The Hockey Museum is on the cusp of producing the first definitive records for the GB Hockey teams, writes Mike Smith
During 2019 the England football team played its 100th international match. One of these was remembering the 100th player to represent England, which occurred back in 1987, 32 years before.
All of this was possible because football has extensive and definitive records. Hockey, on the other hand, has been a participant sport enjoying a fraction of the coverage by the media. One result of this is that hockey in Britain does not have the records from which such statistics can be distilled and milestones celebrated.
This may seem an amazing situation for one of the nation’s main sports but it was a fact when The Hockey Museum really got going just nine years ago.
We realised the importance of this missing link but it has only been during the past three years that we have really got to grips with compiling accurate and definitive records of our national hockey teams. It has been an amazing journey of investigation and discovery and it is only now in early 2020 that we can announce that we are on the cusp of producing the first definitive records for our national hockey teams.
This has been achieved through the painstaking work carried out by a small group of dedicated volunteers – but more of them later because they are the true heroes.
Firstly one has to define the word ‘definitive.’ Without completely accurate records that tell us all of the matches, results, players and scorers, one has nothing of any real value. We have a few elusive pieces of information needed, to complete the first task: to create definitive records for the GB teams that are going to the Tokyo Olympics.

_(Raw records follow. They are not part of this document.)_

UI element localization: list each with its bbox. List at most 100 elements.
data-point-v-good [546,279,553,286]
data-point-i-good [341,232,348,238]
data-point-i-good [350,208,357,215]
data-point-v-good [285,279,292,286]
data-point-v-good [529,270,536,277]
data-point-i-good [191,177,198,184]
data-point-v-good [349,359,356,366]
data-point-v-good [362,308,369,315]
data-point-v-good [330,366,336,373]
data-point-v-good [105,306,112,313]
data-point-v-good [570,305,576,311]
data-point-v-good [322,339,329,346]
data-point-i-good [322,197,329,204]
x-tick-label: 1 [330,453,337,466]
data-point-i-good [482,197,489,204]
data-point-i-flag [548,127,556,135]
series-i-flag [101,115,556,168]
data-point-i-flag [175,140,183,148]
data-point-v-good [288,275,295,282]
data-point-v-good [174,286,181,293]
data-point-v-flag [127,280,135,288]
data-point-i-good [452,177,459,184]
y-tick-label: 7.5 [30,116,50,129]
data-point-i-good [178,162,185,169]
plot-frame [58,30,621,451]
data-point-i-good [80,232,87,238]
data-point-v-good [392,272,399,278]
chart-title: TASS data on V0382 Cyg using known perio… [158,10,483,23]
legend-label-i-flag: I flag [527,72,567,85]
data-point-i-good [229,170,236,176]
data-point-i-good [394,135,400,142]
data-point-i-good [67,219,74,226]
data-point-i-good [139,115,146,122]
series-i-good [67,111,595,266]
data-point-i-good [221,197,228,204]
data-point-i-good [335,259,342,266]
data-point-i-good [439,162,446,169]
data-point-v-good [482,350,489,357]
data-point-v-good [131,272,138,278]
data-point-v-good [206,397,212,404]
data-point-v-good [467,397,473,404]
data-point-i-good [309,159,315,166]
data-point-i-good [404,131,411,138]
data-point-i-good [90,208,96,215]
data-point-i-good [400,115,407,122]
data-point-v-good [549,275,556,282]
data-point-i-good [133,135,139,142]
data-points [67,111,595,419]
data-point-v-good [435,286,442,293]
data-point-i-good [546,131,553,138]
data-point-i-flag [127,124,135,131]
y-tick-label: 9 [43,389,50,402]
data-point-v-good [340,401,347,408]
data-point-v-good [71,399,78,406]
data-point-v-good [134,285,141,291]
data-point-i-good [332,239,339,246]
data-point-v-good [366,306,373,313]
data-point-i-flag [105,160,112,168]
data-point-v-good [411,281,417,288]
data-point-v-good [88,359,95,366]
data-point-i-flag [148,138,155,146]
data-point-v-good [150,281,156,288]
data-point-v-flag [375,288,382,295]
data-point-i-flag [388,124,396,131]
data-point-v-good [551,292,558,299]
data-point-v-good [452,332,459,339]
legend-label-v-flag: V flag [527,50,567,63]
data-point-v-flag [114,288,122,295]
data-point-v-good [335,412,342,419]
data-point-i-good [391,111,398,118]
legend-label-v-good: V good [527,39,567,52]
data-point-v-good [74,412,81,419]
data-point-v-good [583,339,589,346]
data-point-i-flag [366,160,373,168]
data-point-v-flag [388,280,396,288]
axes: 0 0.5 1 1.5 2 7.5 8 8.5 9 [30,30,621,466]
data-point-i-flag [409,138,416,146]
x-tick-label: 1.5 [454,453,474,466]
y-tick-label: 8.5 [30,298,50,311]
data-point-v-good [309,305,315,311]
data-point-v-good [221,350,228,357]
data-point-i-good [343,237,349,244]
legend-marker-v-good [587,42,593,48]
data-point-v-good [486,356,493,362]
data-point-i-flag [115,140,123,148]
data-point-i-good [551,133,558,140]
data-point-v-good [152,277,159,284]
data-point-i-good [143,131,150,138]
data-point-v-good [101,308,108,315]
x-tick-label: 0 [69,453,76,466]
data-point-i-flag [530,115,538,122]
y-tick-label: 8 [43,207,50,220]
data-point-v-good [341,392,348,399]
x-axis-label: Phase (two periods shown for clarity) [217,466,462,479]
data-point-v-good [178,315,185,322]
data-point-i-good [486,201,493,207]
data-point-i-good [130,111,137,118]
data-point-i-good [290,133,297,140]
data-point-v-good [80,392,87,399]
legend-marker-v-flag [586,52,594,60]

We can tell you that the GB men have played their 600th match and the women are closing in on their 400th.
GB’s main function is to represent us at Olympic level and please remember that women’s Hockey was only introduced into the Olympics in 1980.
However, the holy grail target is to give the team members their team numbers and possibly emblazoned on their shirts like the England cricket team. These represent, numerically, every international player’s position in the history of our sport. For now, we do know that the current women’s number of GB international players is in the region of 200 while the men are approaching 400.